Harga bunga pala yang naik itu juga menjadi berkah bagi petani di tengah anjloknya harga komoditas rempah lainnya. Harga biji pala yang sempat naik hingga Rp 100.000 per kilogram kini terbenam pada level Rp 60.000 per kilogram. Adapun harga cengkeh yang sempat berada pada kisaran Rp 120.000 per kilogram kini anjlok hingga Rp 70.000 per kilogram.
"Sempat banyak petani yang tidak mau lagi urus pala karena harga sangat murah," kata Emilia, yang memiliki sekitar 400 pohon pala itu. Dalam satu tahun, ia bisa memanen hingga 600 kilogram biji pala dan 150 kilogram bunga pala. Kepulauan Banda merupakan daerah penghasil pala terbesar di Maluku. Menurut catatan sejarah, kehadiran pedagang Eropa ke Nusantara pada abad ke-15 salah satunya adalah mencari pala di Banda.
Ketua Dewan Rempah Maluku Djalaludin Salampessy berharap petani terus membudidayakan pala dan cengkeh sebagai komoditas unggulan daerah itu. Kenaikan harga bunga pala ini menunjukkan tren penggunaan bunga pala di dunia meningkat.
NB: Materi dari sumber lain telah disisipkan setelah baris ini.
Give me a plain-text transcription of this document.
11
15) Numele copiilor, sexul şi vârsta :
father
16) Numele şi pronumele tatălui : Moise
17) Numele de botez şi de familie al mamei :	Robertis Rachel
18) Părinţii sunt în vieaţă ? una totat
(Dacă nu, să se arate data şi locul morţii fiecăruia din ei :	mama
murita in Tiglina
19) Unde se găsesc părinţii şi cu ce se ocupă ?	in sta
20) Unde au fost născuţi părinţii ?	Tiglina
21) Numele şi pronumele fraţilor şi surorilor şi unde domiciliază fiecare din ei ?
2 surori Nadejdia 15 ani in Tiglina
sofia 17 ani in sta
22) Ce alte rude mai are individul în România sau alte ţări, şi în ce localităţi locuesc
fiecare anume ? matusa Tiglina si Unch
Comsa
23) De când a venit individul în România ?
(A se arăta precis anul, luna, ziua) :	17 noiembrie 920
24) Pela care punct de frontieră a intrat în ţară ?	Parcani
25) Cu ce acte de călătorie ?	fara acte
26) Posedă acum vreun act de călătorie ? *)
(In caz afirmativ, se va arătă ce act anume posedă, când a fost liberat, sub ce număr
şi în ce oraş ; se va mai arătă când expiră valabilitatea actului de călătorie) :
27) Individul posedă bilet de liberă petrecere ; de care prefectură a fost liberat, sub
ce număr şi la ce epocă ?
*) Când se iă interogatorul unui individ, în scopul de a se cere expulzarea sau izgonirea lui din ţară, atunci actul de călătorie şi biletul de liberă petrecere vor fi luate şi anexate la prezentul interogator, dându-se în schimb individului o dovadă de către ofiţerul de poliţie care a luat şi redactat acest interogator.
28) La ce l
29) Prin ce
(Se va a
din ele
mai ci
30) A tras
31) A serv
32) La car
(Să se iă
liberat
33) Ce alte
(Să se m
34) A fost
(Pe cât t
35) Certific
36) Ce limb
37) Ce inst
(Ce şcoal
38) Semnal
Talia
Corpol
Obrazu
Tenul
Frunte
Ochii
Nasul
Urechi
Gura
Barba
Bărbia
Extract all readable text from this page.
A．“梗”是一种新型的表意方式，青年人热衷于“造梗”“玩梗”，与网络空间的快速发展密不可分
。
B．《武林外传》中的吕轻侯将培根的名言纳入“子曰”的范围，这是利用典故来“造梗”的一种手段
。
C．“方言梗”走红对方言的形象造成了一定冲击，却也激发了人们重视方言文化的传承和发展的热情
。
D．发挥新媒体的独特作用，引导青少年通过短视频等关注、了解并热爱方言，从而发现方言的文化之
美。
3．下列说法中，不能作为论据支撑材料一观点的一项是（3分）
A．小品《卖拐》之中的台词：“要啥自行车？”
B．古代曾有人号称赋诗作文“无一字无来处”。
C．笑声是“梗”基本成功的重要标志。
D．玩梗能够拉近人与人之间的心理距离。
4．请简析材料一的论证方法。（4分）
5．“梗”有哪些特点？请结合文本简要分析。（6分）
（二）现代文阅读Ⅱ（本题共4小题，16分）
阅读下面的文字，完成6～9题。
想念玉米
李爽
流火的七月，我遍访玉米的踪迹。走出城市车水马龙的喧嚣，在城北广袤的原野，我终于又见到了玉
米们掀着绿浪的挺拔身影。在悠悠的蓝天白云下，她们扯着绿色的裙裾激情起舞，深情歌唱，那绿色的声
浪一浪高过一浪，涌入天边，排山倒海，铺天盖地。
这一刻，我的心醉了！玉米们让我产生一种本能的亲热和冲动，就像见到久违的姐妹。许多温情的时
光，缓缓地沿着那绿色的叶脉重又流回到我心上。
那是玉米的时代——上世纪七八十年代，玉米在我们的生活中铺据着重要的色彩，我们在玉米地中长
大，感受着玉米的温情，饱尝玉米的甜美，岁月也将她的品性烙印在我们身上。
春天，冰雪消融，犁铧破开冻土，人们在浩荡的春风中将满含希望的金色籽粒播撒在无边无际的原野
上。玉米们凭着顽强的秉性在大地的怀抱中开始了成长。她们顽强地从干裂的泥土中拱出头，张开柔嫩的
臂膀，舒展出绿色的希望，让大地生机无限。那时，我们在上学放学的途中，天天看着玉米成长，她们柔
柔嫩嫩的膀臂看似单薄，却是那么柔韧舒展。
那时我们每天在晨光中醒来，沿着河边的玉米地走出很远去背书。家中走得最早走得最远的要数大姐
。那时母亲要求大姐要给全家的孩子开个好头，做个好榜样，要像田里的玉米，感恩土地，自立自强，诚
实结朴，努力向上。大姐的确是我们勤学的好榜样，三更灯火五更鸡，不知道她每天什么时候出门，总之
Bunga pala menjadi bahan baku untuk produksi makanan, minuman, dan obat-obatan herbal. "Jangan kendur, tetap tanam pala dan cengkeh," ujarnya.
Dirinya berharap pemerintah daerah dapat memfasilitasi hadirnya industri pengolahan pala di Maluku sehingga dapat melakukan ekspor langsung. Selain membuat harga jual dari petani semakin tinggi, ekspor langsung juga akan mengangkat kembali nama Maluku sebagai sentra rempah-rempah di dunia. "Pala dari Banda itu berkualitas terbaik di dunia," katanya.
Kepala Bidang Perkebunan Dinas Pertanian Provinsi Maluku MP Pattinama mengatakan, untuk mengangkat kualitas pala dari Maluku, pihaknya telah melakukan pendampingan terhadap petani. Beberapa desa sudah mendapat sertifikat sebagai penghasil pala organik. Pala organik yang dibudidayakan tanpa pupuk kimia itu paling dicari eksportir.
Ia menuturkan, fokus pendampingan adalah memperbanyak produksi tanpa harus menambah luas lahan. Hingga akhir 2018, areal tanaman pala di Provinsi Maluku seluas 32.456 hektar dengan produksi mencapai 28.705 ton. Adapun produksi nasional sebesar 244.028 ton.